Concept

Modal jazz

Summary
Modal jazz is jazz that makes use of musical modes, often modulating among them to accompany the chords instead of relying on one tonal center used across the piece. Although precedents exist, modal jazz was crystallized as a theory by composer George Russell in his 1953 book Lydian Chromatic Concept of Tonal Organization. Though exerting influence to the present, modal jazz was most popular in the 1950s and 1960s, as evidenced by the success of Miles Davis's 1958 composition "Milestones" and 1959 album Kind of Blue, and John Coltrane's quartet from 1960 to 1965; both artists were directly inspired by Russell. Other performers of modal jazz include Chick Corea, Bill Evans, Herbie Hancock, Joe Henderson, Bobby Hutcherson, Pharoah Sanders, Woody Shaw, Wayne Shorter, McCoy Tyner, and Larry Young. In bebop as well as in hard bop, musicians use chords to provide the background for solos. A piece starts out with a theme that introduces a series of chords for the solos. These chords repeat throughout the whole piece, while the soloists play new, improvised themes over the repeated chord progression. By the 1950s, improvising over chords had become such a dominant part of jazz that sidemen at recording dates were sometimes given nothing more than a list of chords to play from.
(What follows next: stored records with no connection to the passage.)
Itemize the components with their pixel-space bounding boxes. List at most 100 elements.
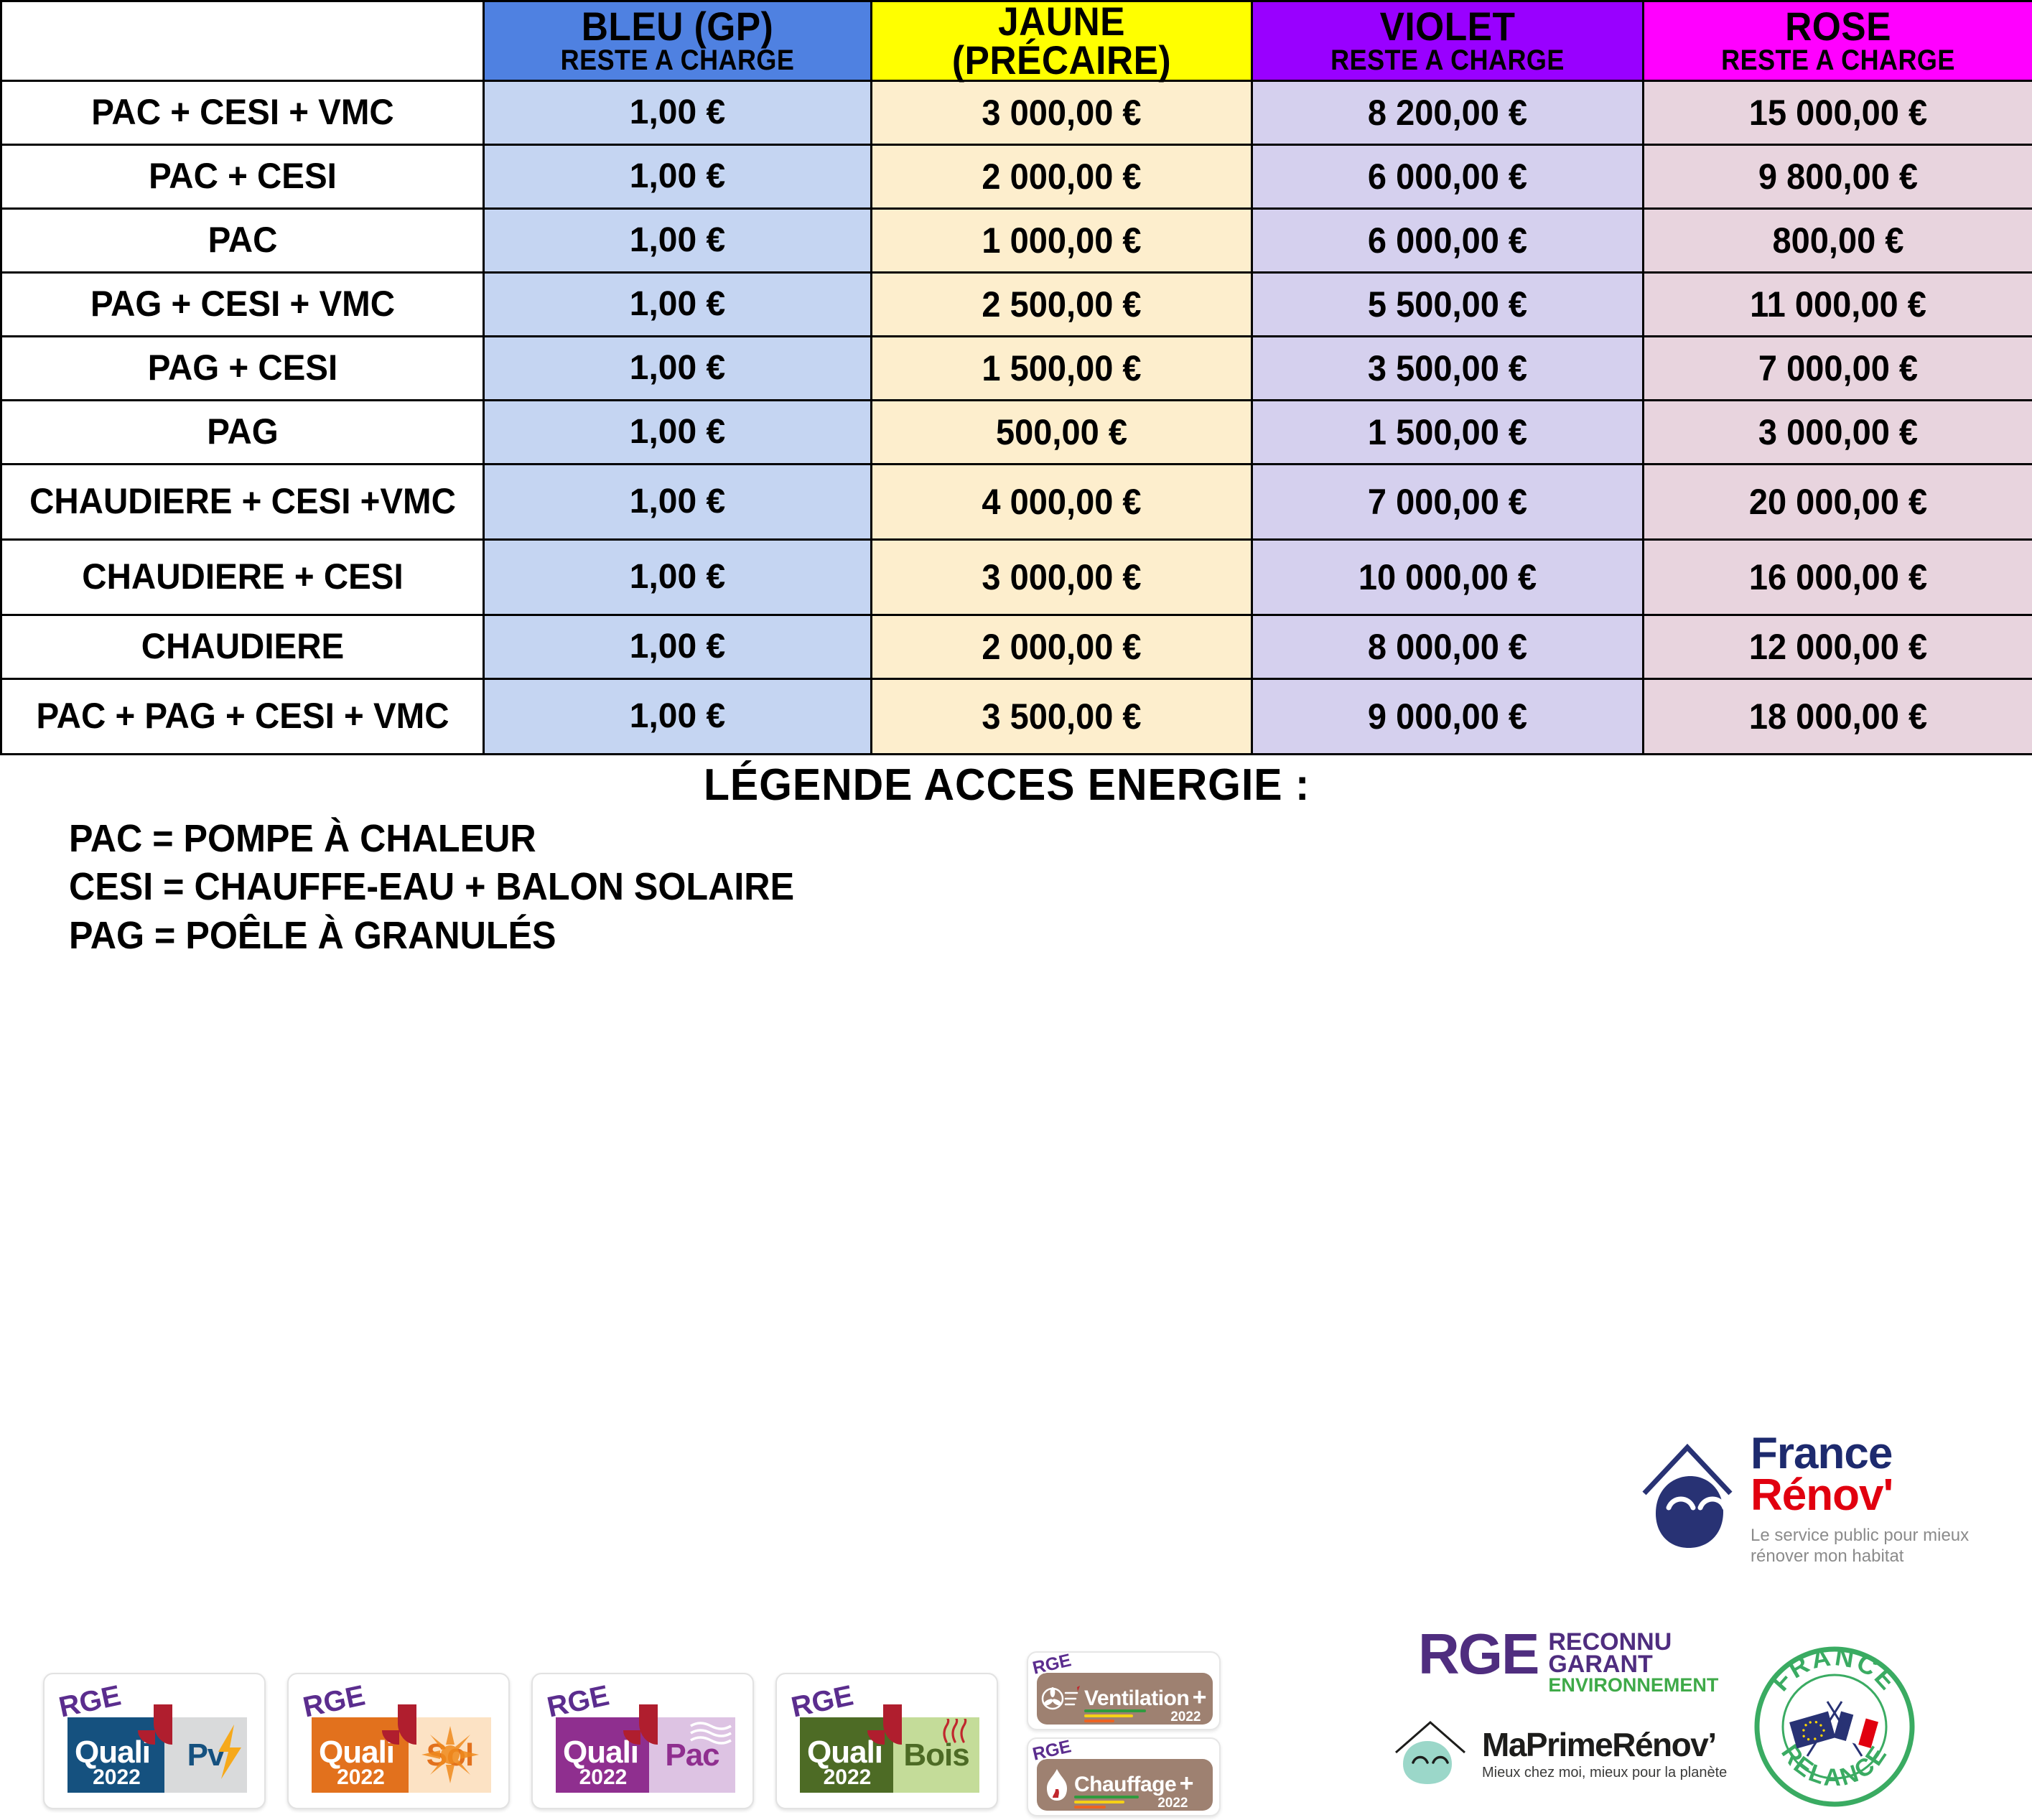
legend-section: LÉGENDE ACCES ENERGIE : PAC = POMPE À CH…	[0, 755, 2032, 957]
aid-amounts-table: BLEU (GP) RESTE A CHARGE JAUNE (PRÉCAIRE…	[0, 0, 2032, 755]
cell-bleu: 1,00 €	[629, 348, 726, 387]
cell-bleu: 1,00 €	[629, 157, 726, 195]
cell-bleu: 1,00 €	[629, 557, 726, 596]
legend-item-cesi: CESI = CHAUFFE-EAU + BALON SOLAIRE	[69, 865, 795, 909]
column-header-jaune: JAUNE (PRÉCAIRE)	[870, 0, 1253, 83]
sun-icon	[421, 1726, 479, 1783]
row-label: CHAUDIERE + CESI	[11, 538, 473, 616]
row-label: PAC + CESI + VMC	[11, 79, 473, 146]
cell-jaune: 2 000,00 €	[982, 626, 1142, 667]
rge-garant-abbr: RGE	[1418, 1622, 1539, 1686]
row-label: CHAUDIERE	[11, 613, 473, 680]
quali-word: Quali	[319, 1735, 395, 1770]
table-row: PAG + CESI 1,00 € 1 500,00 € 3 500,00 € …	[1, 335, 2032, 401]
row-label: PAC	[11, 207, 473, 274]
table-row: PAC + CESI + VMC 1,00 € 3 000,00 € 8 200…	[1, 79, 2032, 146]
column-header-rose-title: ROSE	[1785, 3, 1891, 49]
row-label: PAC + PAG + CESI + VMC	[11, 677, 473, 755]
ventilation-year: 2022	[1170, 1709, 1201, 1725]
smoke-icon	[943, 1719, 967, 1743]
chauffage-year: 2022	[1157, 1796, 1188, 1811]
cell-violet: 6 000,00 €	[1367, 220, 1528, 261]
table-row: PAC + PAG + CESI + VMC 1,00 € 3 500,00 €…	[1, 677, 2032, 755]
row-label: PAG	[11, 398, 473, 465]
cell-bleu: 1,00 €	[629, 220, 726, 259]
cell-rose: 12 000,00 €	[1748, 626, 1928, 667]
maprimerenov-tagline: Mieux chez moi, mieux pour la planète	[1482, 1764, 1728, 1781]
row-label: PAG + CESI	[11, 335, 473, 401]
france-relance-bottom: RELANCE	[1776, 1740, 1891, 1791]
svg-text:FRANCE: FRANCE	[1766, 1644, 1904, 1697]
logo-card-qualipv: RGE Quali 2022 Pv	[43, 1673, 266, 1809]
france-renov-tagline-2: rénover mon habitat	[1751, 1546, 1904, 1566]
logo-card-qualipac: RGE Quali 2022 Pac	[531, 1673, 754, 1809]
cell-violet: 8 200,00 €	[1367, 92, 1528, 133]
legend-item-pag: PAG = POÊLE À GRANULÉS	[69, 913, 556, 957]
cell-rose: 16 000,00 €	[1748, 556, 1928, 597]
quali-word: Quali	[563, 1735, 639, 1770]
legend-item-pac: PAC = POMPE À CHALEUR	[69, 816, 536, 860]
column-header-rose: ROSE RESTE A CHARGE	[1642, 0, 2032, 82]
france-renov-tagline-1: Le service public pour mieux	[1751, 1525, 1970, 1545]
cell-rose: 9 800,00 €	[1758, 156, 1919, 197]
quali-name: Bois	[903, 1737, 969, 1773]
svg-text:RELANCE: RELANCE	[1776, 1740, 1893, 1791]
table-header-row: BLEU (GP) RESTE A CHARGE JAUNE (PRÉCAIRE…	[0, 0, 2032, 83]
fan-icon	[1041, 1686, 1080, 1710]
column-header-bleu-title: BLEU (GP)	[581, 3, 774, 49]
chauffage-label: Chauffage	[1074, 1773, 1177, 1796]
legend-title: LÉGENDE ACCES ENERGIE :	[704, 760, 1310, 810]
column-header-violet-subtitle: RESTE A CHARGE	[1330, 44, 1565, 76]
cell-jaune: 1 500,00 €	[982, 347, 1142, 388]
lightning-icon	[218, 1725, 241, 1779]
cell-jaune: 4 000,00 €	[982, 481, 1142, 522]
cell-jaune: 500,00 €	[996, 411, 1127, 452]
cell-violet: 1 500,00 €	[1367, 411, 1528, 452]
quali-year: 2022	[337, 1765, 385, 1789]
table-row: CHAUDIERE 1,00 € 2 000,00 € 8 000,00 € 1…	[1, 613, 2032, 680]
rge-garant-logo: RGE RECONNU GARANT ENVIRONNEMENT	[1418, 1622, 1719, 1696]
cell-bleu: 1,00 €	[629, 627, 726, 666]
row-label: CHAUDIERE + CESI +VMC	[11, 462, 473, 541]
certification-logo-strip: RGE Quali 2022 Pv RGE Quali	[0, 1650, 2032, 1820]
rge-garant-line1: RECONNU	[1548, 1628, 1672, 1656]
logo-card-chauffage: RGE Chauffage + 2022	[1027, 1736, 1221, 1816]
cell-violet: 6 000,00 €	[1367, 156, 1528, 197]
quali-year: 2022	[823, 1765, 872, 1789]
cell-rose: 15 000,00 €	[1748, 92, 1928, 133]
france-renov-line1: France	[1751, 1428, 1893, 1478]
maprimerenov-name: MaPrimeRénov’	[1482, 1725, 1717, 1763]
column-header-violet: VIOLET RESTE A CHARGE	[1251, 0, 1644, 82]
france-relance-logo: FRANCE RELANCE	[1752, 1641, 1917, 1809]
row-label: PAC + CESI	[11, 143, 473, 210]
wave-icon	[690, 1722, 732, 1745]
cell-bleu: 1,00 €	[629, 482, 726, 521]
header-corner-blank	[0, 0, 485, 82]
house-smiley-icon	[1642, 1443, 1733, 1548]
column-header-bleu: BLEU (GP) RESTE A CHARGE	[483, 0, 872, 82]
cell-rose: 18 000,00 €	[1748, 696, 1928, 737]
column-header-jaune-title: JAUNE	[998, 0, 1125, 44]
ventilation-label: Ventilation	[1084, 1686, 1190, 1710]
cell-violet: 3 500,00 €	[1367, 347, 1528, 388]
cell-violet: 10 000,00 €	[1358, 556, 1537, 597]
column-header-rose-subtitle: RESTE A CHARGE	[1721, 44, 1955, 76]
france-renov-logo: France Rénov' Le service public pour mie…	[1637, 1427, 2010, 1571]
rge-garant-line3: ENVIRONNEMENT	[1548, 1674, 1719, 1696]
cell-rose: 800,00 €	[1772, 220, 1904, 261]
column-header-bleu-subtitle: RESTE A CHARGE	[560, 44, 795, 76]
plus-icon: +	[1192, 1684, 1207, 1711]
cell-violet: 5 500,00 €	[1367, 284, 1528, 325]
table-row: PAG + CESI + VMC 1,00 € 2 500,00 € 5 500…	[1, 271, 2032, 337]
logo-card-qualisol: RGE Quali 2022 Sol	[287, 1673, 510, 1809]
column-header-violet-title: VIOLET	[1379, 3, 1516, 49]
cell-jaune: 1 000,00 €	[982, 220, 1142, 261]
cell-jaune: 2 500,00 €	[982, 284, 1142, 325]
quali-name: Pv	[187, 1737, 225, 1773]
rge-garant-line2: GARANT	[1548, 1651, 1653, 1679]
table-row: PAC 1,00 € 1 000,00 € 6 000,00 € 800,00 …	[1, 207, 2032, 274]
cell-jaune: 2 000,00 €	[982, 156, 1142, 197]
cell-violet: 7 000,00 €	[1367, 481, 1528, 522]
column-header-jaune-subtitle: (PRÉCAIRE)	[951, 37, 1172, 83]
Mercer Ellington has stated that Juan Tizol conceived the melody to "Caravan" in 1936 as a result of his days studying music in Puerto Rico, where they could not afford much sheet music so the teacher would turn the music upside down after they had learned to play it right-side up. This "inversion" technique led to a modal sound throughout Tizol's work. Sun Ra reportedly rehearsed a small group consisting of Harold Ousley, Vernel Fournier, and Wilbur Ware in 1950 that played original songs that were modal in which the melody was based on a single chord or vamp – ten years before this approach became popular in jazz. Saxophonist Wayne Shorter has noted that the 1953 composition "Glass Enclosure" by pianist Bud Powell was one of the earliest jazz compositions to make use of Lydian chords, based on the Lydian mode that was not widely used in jazz until about a decade later.